这是HTTP安全和HTTP基础上的两个部分系列中的第一部分。在第一个部分中,我们会为您带来HTTP协议的概述。

HTTP是一种普遍存在的协议,是Web的基石之一。如果您是Web应用程序安全性的新人,则在通过自动安全工具解释调查结果时,HTTP协议的声音知识将使您的生活更轻松,如果您想进一步拍摄此类结果,则需要更轻松 手动测试。以下是一个以安全为中心的HTTP协议介绍,以帮助您入门。

HTTP概述

http是A. 消息基于 (request, response), 无国籍方式 由此组成的协议 标题 (键值对)和可选的 身体。到目前为止,三个版本的HTTP已发布 - HTTP / 1.0(1996年发布,罕见使用),HTTP 1.1(1997年发布,广泛使用)和HTTP / 2(2015年发布,增加使用)。

HTTP协议适用于 传输控制协议 (TCP)。 TCP是Internet协议套件中的核心协议之一,它提供了一种可靠,有序和错误检查的数据流,使其成为HTTP的理想选择。 HTTP的默认端口是 80, 或者 443 如果您使用的是https(通过tls的http的扩展)。

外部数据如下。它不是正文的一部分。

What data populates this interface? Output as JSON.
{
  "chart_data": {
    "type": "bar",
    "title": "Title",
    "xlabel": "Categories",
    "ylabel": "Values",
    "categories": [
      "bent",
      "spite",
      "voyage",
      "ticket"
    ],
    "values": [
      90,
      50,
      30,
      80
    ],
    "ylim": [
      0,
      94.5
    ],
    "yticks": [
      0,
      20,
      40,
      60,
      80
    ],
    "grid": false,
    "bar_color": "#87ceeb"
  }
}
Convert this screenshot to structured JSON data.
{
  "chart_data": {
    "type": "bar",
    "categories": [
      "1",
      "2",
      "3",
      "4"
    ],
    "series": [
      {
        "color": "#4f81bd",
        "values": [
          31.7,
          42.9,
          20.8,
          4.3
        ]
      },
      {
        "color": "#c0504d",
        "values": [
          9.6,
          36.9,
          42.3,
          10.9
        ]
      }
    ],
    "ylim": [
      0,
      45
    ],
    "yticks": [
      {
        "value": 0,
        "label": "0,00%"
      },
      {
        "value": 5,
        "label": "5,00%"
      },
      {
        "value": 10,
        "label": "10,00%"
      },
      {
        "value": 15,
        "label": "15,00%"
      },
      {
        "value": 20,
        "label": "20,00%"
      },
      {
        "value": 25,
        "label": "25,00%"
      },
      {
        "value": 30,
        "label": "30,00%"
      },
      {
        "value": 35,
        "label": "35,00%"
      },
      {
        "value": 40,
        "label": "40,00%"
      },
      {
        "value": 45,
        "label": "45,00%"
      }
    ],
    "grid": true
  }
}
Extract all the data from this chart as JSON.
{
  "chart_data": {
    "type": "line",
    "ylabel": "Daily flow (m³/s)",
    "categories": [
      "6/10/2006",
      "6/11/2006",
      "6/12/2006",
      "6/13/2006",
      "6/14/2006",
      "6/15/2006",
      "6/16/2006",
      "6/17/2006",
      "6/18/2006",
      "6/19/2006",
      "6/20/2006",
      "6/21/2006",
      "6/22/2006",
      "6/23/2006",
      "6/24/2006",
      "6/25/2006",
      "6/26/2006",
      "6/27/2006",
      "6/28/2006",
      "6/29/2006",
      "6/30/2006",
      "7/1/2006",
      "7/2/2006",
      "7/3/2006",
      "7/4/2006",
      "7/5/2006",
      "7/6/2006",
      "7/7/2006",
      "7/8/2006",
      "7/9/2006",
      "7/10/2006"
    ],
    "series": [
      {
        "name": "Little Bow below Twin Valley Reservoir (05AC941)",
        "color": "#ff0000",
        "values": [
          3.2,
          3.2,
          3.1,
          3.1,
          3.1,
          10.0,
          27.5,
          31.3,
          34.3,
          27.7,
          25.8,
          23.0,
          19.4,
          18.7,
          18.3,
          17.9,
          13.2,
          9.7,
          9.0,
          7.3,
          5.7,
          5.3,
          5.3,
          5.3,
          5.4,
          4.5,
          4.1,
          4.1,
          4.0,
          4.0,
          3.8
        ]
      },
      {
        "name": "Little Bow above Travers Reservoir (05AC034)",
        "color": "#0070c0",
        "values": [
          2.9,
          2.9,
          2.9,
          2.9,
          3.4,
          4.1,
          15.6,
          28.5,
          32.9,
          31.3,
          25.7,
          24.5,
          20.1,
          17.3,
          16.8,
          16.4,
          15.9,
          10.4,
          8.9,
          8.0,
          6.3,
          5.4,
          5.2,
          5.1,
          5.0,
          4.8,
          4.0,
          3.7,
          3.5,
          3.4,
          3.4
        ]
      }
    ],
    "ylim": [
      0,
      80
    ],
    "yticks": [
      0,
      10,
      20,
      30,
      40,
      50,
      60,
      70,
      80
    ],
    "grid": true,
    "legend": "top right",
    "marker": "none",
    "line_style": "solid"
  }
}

http是A. 基于线路 协议,意思是每个标题在其自己的行中表示,每个线路结束在返回线馈送(CRLF)中,带有一个空线从请求或响应的可选主体分离头部。

最多达到http / 1.1,http是一个 文本为基础 但是,通过http / 2,它已更改 - http / 2,与其前身不同 二进制 具有需要TLS加密的大多数实现的协议。值得注意的是,对于绝大多数情况(并且当然,对于本文)与HTTP / 2协议的交互不会是任何不同的。值得一提的是,HTTP / 1.1不会很快消失,它仍然是HTTP / 2的早期(因此,在本文中将引用HTTP / 1.1)。

HTTP请求

为了启动HTTP请求,客户端首先在指定端口(默认)上的指定服务器上建立TCP连接(80或443)。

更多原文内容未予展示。